11 - Run DMC Vs Jason Nevins - It's Like That
Bass heavy, club ready and another classic that was used briefly in the film. This remix from Jason Nevins was one of the bestselling songs of 1998 (so it is almost twenty years old) and it still sounds as fresh as a daisy.
12 - The Clash - (White Man) In Hammersmith Palais
Using another classic artist here, this time the punk mainstays The Clash and their song which bemoans a gig that some of the bands had attended and the general state of the UK '78 and their rivals in the UK music scene. It is a slow reggae influenced number, it was taken from their first album 'The Clash' (the American Version) and it is not one that I have any real affection for. It is decent enough, but I have no real attachment to this one.
13 - Young Fathers - Rain or Shine
Take from their second album 'White Men Are Black Men Too' and sounding as harsh as ever, 'Rain Or Shine' is one of those moments on the album where everything is right (which seems to be a lot when the work of Young Fathers is involved. It is a pounding number that drives you forward and stays in your mind long after the final note has faded into the distance.

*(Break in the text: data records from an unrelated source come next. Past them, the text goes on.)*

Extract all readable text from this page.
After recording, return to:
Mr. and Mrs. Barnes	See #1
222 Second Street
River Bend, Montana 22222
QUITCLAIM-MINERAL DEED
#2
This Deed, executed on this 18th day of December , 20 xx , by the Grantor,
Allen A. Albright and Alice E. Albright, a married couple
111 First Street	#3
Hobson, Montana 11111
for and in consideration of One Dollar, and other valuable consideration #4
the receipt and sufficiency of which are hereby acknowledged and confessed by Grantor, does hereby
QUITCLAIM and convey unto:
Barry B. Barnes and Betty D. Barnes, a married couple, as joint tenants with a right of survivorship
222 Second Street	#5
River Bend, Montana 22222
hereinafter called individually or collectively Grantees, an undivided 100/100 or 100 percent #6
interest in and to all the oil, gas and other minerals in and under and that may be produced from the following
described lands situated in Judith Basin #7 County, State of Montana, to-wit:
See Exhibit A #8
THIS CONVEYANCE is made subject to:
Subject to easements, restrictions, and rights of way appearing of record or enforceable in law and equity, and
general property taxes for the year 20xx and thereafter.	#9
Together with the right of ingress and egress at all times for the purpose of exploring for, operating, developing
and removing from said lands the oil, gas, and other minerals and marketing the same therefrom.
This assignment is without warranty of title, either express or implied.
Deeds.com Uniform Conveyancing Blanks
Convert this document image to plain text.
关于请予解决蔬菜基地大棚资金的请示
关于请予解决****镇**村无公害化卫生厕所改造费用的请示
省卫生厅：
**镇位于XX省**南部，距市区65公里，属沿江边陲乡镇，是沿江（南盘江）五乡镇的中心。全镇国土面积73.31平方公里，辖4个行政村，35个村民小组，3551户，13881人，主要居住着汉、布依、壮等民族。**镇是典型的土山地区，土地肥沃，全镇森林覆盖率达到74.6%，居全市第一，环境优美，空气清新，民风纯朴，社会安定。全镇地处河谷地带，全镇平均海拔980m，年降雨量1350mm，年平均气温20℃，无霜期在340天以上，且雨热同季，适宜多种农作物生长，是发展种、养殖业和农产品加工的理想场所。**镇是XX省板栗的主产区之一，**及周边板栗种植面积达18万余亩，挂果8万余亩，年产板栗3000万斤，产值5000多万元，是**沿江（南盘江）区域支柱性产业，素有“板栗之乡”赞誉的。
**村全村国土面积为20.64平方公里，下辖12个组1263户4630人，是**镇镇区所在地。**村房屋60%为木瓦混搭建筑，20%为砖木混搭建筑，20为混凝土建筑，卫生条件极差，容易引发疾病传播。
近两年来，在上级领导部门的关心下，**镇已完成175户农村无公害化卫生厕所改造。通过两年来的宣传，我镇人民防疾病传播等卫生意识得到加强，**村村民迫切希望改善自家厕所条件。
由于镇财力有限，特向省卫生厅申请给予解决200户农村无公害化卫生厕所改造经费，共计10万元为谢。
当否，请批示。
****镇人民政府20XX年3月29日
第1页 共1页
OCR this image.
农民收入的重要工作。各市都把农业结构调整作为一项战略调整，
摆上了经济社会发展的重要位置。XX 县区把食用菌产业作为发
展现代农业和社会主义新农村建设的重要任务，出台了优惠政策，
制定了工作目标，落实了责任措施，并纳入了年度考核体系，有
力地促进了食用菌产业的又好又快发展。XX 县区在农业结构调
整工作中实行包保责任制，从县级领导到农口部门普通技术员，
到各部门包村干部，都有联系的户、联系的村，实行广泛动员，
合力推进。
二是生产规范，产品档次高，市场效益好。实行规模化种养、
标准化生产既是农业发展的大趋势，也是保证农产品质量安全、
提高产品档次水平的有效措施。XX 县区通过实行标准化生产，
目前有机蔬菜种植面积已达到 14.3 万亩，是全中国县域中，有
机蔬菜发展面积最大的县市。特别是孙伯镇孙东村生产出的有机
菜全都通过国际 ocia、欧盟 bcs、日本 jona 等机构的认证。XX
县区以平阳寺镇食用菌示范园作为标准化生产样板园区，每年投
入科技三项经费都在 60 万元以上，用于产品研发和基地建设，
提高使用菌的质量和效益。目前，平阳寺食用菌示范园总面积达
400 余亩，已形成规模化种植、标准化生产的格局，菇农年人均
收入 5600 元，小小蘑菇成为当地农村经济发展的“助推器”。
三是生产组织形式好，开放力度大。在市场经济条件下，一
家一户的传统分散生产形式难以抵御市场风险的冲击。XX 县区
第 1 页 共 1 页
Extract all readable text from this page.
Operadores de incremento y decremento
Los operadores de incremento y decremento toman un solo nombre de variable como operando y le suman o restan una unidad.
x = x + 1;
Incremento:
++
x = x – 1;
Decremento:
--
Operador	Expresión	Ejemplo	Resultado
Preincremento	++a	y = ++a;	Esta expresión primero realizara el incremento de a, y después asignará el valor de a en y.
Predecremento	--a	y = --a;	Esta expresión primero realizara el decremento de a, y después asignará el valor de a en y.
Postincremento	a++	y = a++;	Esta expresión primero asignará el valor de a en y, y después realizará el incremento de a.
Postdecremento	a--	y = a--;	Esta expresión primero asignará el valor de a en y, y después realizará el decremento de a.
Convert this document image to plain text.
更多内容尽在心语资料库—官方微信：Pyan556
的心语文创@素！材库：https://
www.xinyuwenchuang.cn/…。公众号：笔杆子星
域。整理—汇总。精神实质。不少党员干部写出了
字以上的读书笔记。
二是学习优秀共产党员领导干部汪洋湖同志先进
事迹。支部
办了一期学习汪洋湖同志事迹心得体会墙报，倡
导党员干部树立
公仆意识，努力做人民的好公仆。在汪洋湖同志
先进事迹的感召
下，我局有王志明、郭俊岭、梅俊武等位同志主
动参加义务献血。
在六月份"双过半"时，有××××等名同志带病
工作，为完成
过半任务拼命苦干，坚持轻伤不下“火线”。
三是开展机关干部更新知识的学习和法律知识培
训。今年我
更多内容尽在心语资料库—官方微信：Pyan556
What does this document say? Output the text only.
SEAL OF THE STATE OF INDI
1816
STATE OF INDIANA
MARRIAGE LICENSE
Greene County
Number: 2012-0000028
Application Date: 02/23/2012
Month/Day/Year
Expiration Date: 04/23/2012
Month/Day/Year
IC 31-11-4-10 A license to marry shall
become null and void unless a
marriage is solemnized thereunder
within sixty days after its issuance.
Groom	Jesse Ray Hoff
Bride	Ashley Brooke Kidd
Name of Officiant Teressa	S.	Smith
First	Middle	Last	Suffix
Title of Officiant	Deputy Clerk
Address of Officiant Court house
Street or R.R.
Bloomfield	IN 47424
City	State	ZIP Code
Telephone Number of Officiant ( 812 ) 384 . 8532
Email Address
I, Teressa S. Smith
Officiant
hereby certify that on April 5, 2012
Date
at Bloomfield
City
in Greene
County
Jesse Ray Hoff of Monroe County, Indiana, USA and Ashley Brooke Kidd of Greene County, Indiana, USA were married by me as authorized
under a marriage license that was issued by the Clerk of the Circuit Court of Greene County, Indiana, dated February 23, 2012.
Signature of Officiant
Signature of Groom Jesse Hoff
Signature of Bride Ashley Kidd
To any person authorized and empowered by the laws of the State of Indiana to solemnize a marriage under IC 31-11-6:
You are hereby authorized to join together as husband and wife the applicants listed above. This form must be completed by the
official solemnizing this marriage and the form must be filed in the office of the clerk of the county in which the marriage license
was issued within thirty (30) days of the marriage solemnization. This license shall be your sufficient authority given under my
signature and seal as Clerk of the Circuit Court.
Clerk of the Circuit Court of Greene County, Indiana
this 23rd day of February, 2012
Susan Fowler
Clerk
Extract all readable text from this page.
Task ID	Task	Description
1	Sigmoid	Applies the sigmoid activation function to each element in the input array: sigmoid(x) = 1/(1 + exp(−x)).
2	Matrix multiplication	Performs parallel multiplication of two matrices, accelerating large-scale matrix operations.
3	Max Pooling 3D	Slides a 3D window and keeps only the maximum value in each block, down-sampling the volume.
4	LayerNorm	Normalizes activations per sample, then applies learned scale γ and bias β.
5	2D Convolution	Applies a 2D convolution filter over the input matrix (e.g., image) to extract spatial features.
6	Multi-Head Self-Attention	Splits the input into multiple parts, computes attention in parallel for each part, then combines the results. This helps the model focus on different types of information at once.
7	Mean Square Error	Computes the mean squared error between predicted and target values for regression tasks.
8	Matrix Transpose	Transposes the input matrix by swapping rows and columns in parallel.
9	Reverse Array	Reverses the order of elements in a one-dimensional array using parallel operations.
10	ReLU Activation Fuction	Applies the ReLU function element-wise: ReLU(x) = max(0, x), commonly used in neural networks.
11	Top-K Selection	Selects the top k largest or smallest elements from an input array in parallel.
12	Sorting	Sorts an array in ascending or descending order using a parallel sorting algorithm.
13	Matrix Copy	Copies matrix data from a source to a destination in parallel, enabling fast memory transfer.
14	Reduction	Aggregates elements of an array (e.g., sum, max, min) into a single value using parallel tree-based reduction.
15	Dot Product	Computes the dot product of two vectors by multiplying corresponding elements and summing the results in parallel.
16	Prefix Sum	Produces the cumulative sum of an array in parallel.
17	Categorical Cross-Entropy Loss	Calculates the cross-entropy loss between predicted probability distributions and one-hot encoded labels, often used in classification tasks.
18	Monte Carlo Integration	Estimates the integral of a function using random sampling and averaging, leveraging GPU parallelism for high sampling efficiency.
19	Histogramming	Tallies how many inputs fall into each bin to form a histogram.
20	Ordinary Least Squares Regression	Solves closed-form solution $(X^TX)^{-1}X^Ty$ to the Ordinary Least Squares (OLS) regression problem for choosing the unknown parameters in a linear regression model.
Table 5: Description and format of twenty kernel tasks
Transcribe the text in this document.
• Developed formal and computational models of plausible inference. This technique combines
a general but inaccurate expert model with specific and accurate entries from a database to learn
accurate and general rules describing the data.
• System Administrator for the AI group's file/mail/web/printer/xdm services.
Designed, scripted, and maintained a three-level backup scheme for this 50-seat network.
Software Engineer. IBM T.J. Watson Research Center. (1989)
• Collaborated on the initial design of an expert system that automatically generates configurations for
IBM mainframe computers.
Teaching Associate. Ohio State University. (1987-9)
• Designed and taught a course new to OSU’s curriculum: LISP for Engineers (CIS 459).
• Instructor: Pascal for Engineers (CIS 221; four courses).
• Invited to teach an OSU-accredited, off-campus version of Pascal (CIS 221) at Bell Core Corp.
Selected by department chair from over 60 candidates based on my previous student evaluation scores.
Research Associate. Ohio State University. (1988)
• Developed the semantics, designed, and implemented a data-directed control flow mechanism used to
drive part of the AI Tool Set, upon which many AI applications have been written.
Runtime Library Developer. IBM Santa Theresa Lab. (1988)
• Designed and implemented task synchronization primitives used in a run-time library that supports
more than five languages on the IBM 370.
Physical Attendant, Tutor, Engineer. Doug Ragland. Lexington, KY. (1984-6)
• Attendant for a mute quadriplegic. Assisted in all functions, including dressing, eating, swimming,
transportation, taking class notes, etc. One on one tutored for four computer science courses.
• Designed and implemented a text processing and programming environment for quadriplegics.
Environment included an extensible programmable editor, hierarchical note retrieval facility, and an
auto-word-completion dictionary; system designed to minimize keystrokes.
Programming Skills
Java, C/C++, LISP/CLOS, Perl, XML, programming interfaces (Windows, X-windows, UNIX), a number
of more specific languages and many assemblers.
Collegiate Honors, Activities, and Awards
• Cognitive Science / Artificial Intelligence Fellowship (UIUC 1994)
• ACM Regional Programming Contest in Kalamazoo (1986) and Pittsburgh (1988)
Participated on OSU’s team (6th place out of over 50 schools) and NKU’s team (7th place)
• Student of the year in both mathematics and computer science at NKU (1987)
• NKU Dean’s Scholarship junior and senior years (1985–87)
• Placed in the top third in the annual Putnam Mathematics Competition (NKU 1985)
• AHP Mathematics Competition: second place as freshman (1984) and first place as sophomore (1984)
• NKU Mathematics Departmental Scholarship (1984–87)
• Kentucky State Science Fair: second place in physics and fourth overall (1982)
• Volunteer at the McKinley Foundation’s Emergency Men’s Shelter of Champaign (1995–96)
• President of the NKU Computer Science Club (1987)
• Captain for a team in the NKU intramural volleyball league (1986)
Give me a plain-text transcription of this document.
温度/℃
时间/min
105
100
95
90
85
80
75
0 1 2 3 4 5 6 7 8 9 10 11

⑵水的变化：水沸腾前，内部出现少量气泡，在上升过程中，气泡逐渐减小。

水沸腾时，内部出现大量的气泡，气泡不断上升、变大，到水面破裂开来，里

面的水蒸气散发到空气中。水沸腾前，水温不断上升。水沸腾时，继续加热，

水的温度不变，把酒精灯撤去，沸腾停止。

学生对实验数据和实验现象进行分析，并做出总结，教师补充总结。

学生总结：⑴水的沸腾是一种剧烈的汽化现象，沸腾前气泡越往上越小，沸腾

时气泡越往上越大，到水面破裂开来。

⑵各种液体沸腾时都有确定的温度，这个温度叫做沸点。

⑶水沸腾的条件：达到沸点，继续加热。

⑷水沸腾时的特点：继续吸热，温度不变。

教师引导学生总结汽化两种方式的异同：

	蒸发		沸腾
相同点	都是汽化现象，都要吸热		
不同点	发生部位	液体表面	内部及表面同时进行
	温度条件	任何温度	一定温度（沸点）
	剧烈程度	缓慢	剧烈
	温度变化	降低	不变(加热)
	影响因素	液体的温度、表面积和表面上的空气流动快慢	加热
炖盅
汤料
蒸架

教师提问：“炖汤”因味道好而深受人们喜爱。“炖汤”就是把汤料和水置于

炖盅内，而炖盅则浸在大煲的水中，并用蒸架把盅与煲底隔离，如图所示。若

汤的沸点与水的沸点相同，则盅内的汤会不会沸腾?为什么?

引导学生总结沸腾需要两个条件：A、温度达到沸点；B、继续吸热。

14 - Fat White Family - Whitest Boy on the Beach
The song which was released as a single from the album 'Songs of our Mothers', Fat White Family are a post punk/alternative indie band from Peckham, South London. The sound of the song is dirty and the vocals are mixed low in the song and the music is droning over with a Holy Fuck quality and effect that is very interesting. I do have to find out more about this band....
15 - Underworld - Slow Slippy
Underworld & Trainspotting were defined by 'Born Slippy' whether they liked it or not; it was such a huge song that even to this day when those first two notes hit, it can send a room into a euphoric high. 'Slow Slippy' is a different beast and is almost industrial. It does eventually have that connection to the original, but thankfully it does not morph completely into it as that might have been too much and the band are far too clever for that one - nostalgia and looking back are one thing, moving forwards is also another.
The thing with the last Trainspotting OST was that is showcased classic songs with modern songs (at the time and some classic tracks from iconic rock artists, for the most part on here they get it right. But I will be honest it is the nostalgia element of the film (and by extension this soundtrack) that makes this OST a hard one to love. By its very existence, it is instantly going to be compared to the original OST's that were released for the first movie and it does not compare as well. The songs that work so well are Young Fathers, Wolf Alice, Fat White Family, Underworld, Blonde and High Contrast; everything else (even song I like) have the feeling of filler about them on this soundtrack. But in the movie, the music sort of felt like it was another character and it has not transcended to music when it is out of the film. Also, it feels as if they have a little more money here and some of the songs have been licenced and it does not have that wonderful smash and grab feeling of the originals. I guess that much like the movie, the nostalgia element on here is something that I am naturally rebelling again in some sort of way and it feels a little sad in places. So, the soundtrack is not as iconic as the original, but neither is the movie so it feels sort of fitting; worth a listen (and the film is definitely worth a watch), but do not expect that same sort of experience you had with when Renton pounding down the street.
7 out of ten - This is good and worth checking out
Top song - Young Fathers - Only God Knows (Featuring Leith Congregational Choir)
At the time of writing, the soundtrack is not available on streaming sites (probably down to licencing and all that jazz).